Reste un argument absent des dix guides français qui occupent la première page de Google sur ce mot-clé.
« Cliquez ici » n'est pas seulement une ancre faible en référencement naturel. C'est une non-conformité.
Le RGAA, référentiel d'accessibilité publié par l'État, exige à son critère 6.2 que l'intitulé de chaque lien soit pertinent. La norme internationale WCAG dit la même chose à son critère 2.4.4, niveau A.
Deux référentiels indépendants du SEO exigent donc exactement ce que Google recommande. C'est rare, et ça vaut mieux qu'une croyance de métier.
Gabarit ou contenu : tous les liens internes ne se valent pas
Un lien de menu est identique sur toutes les pages du site.

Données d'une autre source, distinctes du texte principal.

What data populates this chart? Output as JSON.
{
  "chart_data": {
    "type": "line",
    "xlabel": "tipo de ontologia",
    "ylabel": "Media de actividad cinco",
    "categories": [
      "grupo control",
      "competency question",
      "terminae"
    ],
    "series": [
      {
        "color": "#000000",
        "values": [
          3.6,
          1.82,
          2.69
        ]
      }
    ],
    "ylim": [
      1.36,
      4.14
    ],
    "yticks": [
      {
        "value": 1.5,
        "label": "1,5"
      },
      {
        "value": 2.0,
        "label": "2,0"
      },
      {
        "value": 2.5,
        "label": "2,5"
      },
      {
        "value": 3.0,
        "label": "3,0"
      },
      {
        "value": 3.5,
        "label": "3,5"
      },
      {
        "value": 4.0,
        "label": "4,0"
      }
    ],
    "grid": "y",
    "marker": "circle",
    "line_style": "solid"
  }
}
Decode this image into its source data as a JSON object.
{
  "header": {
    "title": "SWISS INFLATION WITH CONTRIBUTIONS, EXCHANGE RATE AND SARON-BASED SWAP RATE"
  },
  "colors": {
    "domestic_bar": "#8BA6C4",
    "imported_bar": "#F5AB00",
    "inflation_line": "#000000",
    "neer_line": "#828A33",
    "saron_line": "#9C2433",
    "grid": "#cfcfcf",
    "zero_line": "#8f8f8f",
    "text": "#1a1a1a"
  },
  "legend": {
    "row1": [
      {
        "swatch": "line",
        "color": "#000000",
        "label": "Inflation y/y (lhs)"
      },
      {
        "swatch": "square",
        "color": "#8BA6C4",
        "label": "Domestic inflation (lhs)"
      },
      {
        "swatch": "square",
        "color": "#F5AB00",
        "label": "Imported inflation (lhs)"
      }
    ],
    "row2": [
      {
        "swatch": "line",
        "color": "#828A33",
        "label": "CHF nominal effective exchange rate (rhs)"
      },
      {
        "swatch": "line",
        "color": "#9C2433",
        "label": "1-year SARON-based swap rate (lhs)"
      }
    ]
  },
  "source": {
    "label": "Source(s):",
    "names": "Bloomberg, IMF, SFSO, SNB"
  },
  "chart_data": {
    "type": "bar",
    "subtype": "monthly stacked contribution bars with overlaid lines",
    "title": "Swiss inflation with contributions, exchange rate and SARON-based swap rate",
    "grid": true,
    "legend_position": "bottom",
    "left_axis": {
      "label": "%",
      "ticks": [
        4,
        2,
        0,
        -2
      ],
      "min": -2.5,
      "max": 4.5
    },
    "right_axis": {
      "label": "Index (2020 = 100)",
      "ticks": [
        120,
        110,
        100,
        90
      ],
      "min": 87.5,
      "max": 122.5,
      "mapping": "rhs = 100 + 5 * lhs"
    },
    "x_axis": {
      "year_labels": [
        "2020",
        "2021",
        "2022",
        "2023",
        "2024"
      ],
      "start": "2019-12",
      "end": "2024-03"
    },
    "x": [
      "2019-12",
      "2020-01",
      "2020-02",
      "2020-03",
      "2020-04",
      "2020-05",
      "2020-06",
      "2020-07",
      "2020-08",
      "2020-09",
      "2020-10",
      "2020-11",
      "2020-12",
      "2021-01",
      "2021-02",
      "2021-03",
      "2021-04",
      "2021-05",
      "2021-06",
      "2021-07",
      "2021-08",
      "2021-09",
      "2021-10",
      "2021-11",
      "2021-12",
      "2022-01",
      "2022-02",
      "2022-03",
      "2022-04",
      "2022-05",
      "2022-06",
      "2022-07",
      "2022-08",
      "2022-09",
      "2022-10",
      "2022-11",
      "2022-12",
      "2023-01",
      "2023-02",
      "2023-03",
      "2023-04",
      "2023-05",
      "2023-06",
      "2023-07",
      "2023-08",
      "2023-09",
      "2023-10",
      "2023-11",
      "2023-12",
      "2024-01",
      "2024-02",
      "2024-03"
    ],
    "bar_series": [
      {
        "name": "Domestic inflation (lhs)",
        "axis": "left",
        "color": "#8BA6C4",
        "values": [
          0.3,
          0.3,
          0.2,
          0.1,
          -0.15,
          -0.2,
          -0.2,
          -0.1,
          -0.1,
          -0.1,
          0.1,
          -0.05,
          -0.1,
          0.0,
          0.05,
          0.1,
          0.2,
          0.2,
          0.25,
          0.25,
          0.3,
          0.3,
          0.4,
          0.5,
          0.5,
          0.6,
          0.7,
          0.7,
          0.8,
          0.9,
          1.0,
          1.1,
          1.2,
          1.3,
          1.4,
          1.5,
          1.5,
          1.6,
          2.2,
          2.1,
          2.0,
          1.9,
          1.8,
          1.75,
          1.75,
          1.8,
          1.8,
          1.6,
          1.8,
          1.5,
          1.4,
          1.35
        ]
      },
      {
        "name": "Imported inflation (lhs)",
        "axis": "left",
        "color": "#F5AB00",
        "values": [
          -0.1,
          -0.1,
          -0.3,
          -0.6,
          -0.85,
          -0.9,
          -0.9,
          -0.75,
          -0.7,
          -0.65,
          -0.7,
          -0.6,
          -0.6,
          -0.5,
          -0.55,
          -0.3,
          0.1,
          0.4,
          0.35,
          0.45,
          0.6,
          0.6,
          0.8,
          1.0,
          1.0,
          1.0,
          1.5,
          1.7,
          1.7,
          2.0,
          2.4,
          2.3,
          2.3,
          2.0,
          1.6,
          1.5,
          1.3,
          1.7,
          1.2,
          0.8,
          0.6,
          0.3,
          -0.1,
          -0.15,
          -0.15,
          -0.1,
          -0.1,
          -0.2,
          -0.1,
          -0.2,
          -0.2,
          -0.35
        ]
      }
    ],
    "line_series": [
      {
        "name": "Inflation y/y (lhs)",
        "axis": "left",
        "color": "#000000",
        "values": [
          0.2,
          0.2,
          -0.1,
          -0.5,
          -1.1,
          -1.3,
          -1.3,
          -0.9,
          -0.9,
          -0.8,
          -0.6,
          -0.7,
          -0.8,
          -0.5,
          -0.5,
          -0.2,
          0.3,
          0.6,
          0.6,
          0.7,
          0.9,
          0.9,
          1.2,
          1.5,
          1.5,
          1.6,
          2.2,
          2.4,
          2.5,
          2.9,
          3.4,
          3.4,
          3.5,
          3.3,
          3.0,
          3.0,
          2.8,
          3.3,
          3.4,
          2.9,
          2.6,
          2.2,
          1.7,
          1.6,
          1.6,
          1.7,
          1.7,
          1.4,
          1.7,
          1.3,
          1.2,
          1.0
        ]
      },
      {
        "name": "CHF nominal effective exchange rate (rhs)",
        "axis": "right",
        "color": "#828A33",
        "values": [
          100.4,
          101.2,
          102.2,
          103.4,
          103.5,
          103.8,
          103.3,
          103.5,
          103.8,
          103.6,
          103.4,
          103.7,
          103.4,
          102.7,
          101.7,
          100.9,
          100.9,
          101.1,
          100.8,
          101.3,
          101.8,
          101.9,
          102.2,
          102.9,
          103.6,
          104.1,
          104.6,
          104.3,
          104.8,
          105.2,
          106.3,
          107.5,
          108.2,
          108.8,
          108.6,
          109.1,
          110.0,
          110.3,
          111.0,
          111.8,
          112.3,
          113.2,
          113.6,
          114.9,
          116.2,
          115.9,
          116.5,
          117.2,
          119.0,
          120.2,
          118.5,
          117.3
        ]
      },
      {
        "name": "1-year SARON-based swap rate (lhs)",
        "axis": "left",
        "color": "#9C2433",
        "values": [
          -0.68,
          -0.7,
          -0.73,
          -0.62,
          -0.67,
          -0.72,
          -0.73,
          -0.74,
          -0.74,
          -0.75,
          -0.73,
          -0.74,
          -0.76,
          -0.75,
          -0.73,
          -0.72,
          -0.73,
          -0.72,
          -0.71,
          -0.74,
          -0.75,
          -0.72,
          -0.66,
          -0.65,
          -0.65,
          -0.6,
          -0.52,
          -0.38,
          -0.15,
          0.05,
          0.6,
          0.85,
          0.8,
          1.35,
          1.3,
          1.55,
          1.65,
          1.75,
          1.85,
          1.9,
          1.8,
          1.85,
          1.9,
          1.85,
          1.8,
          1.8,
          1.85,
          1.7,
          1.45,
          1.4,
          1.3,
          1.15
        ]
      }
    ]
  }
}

Un lien posé dans un paragraphe est unique, entouré de texte, et choisi.
Google a formalisé cette différence dès 2004, dans un brevet déposé par Jeffrey Dean et deux collègues sous le nom de « surfeur raisonnable ». L'idée : un internaute ne suit pas les liens au hasard, il en suit certains bien plus que d'autres.
Le document cite la position dans la page, la taille de la police, la couleur. Il retient aussi le nombre de mots de l'ancre et le texte qui l'entoure. Il précise que « les liens placés vers le haut d'un document ont une probabilité plus élevée d'être sélectionnés ».
Un brevet décrit une invention déposée, pas forcément un algorithme en production. Il donne quand même un cadre pour arbitrer, et c'est plus solide qu'une opinion.
Conséquence pratique : les liens qui comptent le plus sont ceux que votre gabarit ne génère pas. Un lien de plus dans le pied de page ne pèse presque rien. Un lien posé dans le troisième paragraphe d'un article lu par des humains pèse.
Reste la question du nofollow, cet attribut qui demande aux moteurs de recherche d'ignorer un lien. Beaucoup s'en servent encore pour concentrer la popularité sur les pages les plus importantes. Matt Cutts, alors responsable de la lutte anti-spam chez Google, a expliqué en 2009 que ça ne fonctionne plus.
| Page à 10 points, 10 liens sortants | Chaque lien suivi reçoit | Points perdus |
|---|---|---|
Aucun nofollow |
1 point | 0 |
5 en nofollow, avant 2008 |
2 points | 0 |
5 en nofollow, depuis 2008 |
1 point | 5 |
Les cinq points ne sont pas redistribués. Ils disparaissent.
Sa recommandation reste valable : ne pas sculpter le PageRank au nofollow. Le vrai levier, c'est le choix des pages qu'on lie depuis l'accueil.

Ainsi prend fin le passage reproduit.